Rosângela Trajano

Nasce uma estrela sempre que se escreve uma poesia

Textos


O menino da funerária

Rosângela Trajano

Para Jean Sartief, o verdadeiro menino da funerária

 

Era uma vez um menino em situação de rua que passava pelas casas, vendas, lojas e comércios pedindo um prato de comida ou um pedaço de pão:

- Olá, menino! O que você quer?

- Qualquer coisa, senhor!

- Dou casa e comida se você me ajudar na funerária! E ainda cuidarei de você como se fosse meu filho!

- Tem morto?

- Toda funerária tem gente morta e gente viva! Tem mais mortos é claro senão eu não vou ganhar dinheiro!

- E o que eu preciso fazer, senhor?

- Ajudar aos clientes dando-lhes água quando começarem a chorar pelos seus mortos.

O menino pensou que aquilo não seria um trabalho, pois não receberia dinheiro por ele apenas casa e comida, logo podia aceitar. Sim, porque criança não trabalha já haviam lhe falado aquilo milhões de vezes. Ele só não entendia como poderia viver uma criança em situação de rua sem fazer nada o dia inteiro, apenas brincando, se nem vontade de brincar existe em quem tem fome.

- Aceito, senhor! Só para dar água às pessoas é coisa fácil.

O menino passou a ajudar o homem da funerária que vendia muitos caixões e tinha muitos clientes. Ele não pensou que fosse tão difícil ajudá-lo. Passava o dia correndo para encher copos e mais copos de água para os clientes que não paravam de chorar os seus mortos.

Para compensar a ajuda que recebia do menino o homem comprou uma camisa e um calção novos para ele que ficou todo feliz com o presente!

Certo dia, chegou uma cliente bem pobrezinha na funerária:

- Eu só tenho o dinheiro para comprar o caixão, moço!

- E as flores? E a mortalha? Não vai comprar nada?

- Não posso, moço! Sou pobre! Estou devendo a Deus e ao mundo!

- E o morto vai se enterrar com qual roupa?

- Nu! Ele não tem roupa que preste! É tudo farrapo.

O menino vendo aquela mulher chorar ofereceu-lhe um copo de água. Ela tomou cinco copos de uma vez só, mas não parava de chorar pelo seu marido ter que se enterrar nu do jeito que nasceu:

- Senhora, não chore! Eu tenho uma solução!

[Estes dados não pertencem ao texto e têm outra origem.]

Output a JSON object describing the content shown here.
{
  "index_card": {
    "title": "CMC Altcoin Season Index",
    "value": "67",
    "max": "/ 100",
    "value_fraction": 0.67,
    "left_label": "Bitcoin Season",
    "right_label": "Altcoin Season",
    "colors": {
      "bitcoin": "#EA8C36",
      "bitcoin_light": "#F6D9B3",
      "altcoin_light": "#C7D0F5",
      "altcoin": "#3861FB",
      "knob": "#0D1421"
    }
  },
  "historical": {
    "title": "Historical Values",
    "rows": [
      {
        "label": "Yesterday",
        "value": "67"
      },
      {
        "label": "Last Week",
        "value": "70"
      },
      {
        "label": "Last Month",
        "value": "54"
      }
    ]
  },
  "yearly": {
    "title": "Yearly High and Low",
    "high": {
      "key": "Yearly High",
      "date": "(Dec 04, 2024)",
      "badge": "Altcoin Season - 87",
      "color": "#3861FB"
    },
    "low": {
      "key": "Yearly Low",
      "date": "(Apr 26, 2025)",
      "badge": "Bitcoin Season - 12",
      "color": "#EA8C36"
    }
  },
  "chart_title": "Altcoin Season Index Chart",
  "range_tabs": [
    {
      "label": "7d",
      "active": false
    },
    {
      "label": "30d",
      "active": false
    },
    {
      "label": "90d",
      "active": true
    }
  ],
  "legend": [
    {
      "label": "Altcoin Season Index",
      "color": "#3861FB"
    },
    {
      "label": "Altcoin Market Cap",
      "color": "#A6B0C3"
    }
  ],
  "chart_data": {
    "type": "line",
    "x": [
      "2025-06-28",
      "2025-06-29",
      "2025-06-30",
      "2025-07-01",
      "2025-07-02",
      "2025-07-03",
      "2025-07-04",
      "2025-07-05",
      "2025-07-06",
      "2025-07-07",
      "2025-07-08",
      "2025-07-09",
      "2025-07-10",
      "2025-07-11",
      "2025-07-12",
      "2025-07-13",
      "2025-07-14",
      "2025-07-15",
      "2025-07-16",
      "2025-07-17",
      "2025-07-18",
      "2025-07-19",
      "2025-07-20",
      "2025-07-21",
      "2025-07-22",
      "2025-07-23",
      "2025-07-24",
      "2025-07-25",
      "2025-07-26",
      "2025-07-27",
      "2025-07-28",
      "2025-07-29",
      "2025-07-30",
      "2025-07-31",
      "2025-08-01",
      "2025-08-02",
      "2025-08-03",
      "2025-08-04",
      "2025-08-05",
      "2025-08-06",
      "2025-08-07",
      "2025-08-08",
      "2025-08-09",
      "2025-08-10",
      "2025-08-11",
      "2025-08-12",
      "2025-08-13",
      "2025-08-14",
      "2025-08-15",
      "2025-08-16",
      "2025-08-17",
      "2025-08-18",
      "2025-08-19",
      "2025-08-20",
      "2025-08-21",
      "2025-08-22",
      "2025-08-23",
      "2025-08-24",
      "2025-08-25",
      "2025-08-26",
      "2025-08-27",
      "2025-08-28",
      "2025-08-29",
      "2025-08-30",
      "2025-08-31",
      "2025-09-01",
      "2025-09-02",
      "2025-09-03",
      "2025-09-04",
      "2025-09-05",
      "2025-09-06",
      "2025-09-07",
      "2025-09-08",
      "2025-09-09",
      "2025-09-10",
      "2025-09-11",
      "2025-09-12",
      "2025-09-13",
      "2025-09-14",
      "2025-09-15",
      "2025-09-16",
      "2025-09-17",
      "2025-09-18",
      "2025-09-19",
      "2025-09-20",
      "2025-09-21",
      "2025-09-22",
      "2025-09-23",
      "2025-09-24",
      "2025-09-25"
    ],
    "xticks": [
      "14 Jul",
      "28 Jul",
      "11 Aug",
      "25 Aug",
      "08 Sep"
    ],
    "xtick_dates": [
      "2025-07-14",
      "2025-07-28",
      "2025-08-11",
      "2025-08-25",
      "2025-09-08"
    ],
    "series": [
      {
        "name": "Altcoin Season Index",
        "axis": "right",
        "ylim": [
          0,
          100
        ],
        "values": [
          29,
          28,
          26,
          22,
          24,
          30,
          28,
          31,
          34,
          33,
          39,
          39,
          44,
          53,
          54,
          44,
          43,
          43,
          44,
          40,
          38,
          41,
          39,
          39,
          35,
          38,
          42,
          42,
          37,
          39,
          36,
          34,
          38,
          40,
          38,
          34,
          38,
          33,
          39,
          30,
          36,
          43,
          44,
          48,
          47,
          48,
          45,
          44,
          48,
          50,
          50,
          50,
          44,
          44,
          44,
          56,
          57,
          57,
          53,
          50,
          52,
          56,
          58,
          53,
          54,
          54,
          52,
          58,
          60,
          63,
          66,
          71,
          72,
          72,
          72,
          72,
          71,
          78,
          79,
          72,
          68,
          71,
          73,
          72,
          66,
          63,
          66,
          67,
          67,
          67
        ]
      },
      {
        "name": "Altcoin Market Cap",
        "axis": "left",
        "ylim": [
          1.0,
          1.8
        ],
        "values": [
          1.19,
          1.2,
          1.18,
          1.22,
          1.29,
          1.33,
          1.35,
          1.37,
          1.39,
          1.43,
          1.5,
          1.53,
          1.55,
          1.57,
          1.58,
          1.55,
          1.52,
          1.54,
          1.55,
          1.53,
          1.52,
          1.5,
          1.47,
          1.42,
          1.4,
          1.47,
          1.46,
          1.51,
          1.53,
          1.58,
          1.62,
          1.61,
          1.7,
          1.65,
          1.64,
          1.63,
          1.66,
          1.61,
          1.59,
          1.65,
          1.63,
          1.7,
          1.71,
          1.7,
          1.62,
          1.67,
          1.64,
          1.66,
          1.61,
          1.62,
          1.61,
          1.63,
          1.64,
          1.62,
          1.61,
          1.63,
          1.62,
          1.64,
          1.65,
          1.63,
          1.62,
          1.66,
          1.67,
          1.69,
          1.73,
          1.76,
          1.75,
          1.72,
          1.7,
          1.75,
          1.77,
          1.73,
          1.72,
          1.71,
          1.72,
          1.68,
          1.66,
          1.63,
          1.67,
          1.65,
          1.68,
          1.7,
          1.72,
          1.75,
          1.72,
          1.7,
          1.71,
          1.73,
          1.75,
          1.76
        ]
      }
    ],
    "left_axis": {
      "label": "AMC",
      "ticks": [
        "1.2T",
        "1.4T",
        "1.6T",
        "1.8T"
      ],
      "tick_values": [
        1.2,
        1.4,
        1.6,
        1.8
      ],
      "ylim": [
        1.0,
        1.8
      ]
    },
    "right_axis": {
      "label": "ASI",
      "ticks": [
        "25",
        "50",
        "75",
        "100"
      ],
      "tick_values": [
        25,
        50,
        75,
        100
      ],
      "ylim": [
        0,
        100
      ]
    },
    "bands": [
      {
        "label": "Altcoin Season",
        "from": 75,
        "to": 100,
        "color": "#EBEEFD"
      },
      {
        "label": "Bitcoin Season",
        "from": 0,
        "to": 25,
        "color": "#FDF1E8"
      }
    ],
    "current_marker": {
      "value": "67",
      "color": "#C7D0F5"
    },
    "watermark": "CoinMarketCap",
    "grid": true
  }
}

- Você? Você é apenas uma criança! Como pode me ajudar?

- Seu marido é grande ou pequeno?

- Ele é baixinho! Quase do seu tamanho, menino! Você já é bem crescidinho, não é mesmo?

De repente, sem pestanejar, o menino tirou o calção e a camisa novas ficando só de cuecas e deu para a mulher:

- Tome! Vista o seu marido morto! Ele não vai se enterrar sem roupas!

- Nossa, menino! Que gesto bonito! E você vai ficar só de cuecas?

- Eu compro outra roupa para ele, senhora! Pode levar a roupa que o menino está lhe dando! Ele está praticando uma boa ação!

A mulher pegou o calção e a camisa do menino e abraçou contra o seu corpo:

- Eu também posso ir colher algumas flores pela cidade se me deixarem para o seu marido morto.

- Não precisa! Eu mesma faço isso, garoto! Você já ajudou demais!

- Não, menino! As flores eu dou!

- O senhor não vai ter prejuízo, moço?

- O menino já nos deu uma grande lição, senhora! Vamos pegar as flores e escolher o caixão do seu marido!

A mulher abriu um sorriso e parou de chorar. Ela abraçou o menino que ficou todo tímido e contente também por ter ajudado uma pessoa que tanto merecia.

Você também já tirou a sua roupa do corpo para ajudar alguém? Você faria isso?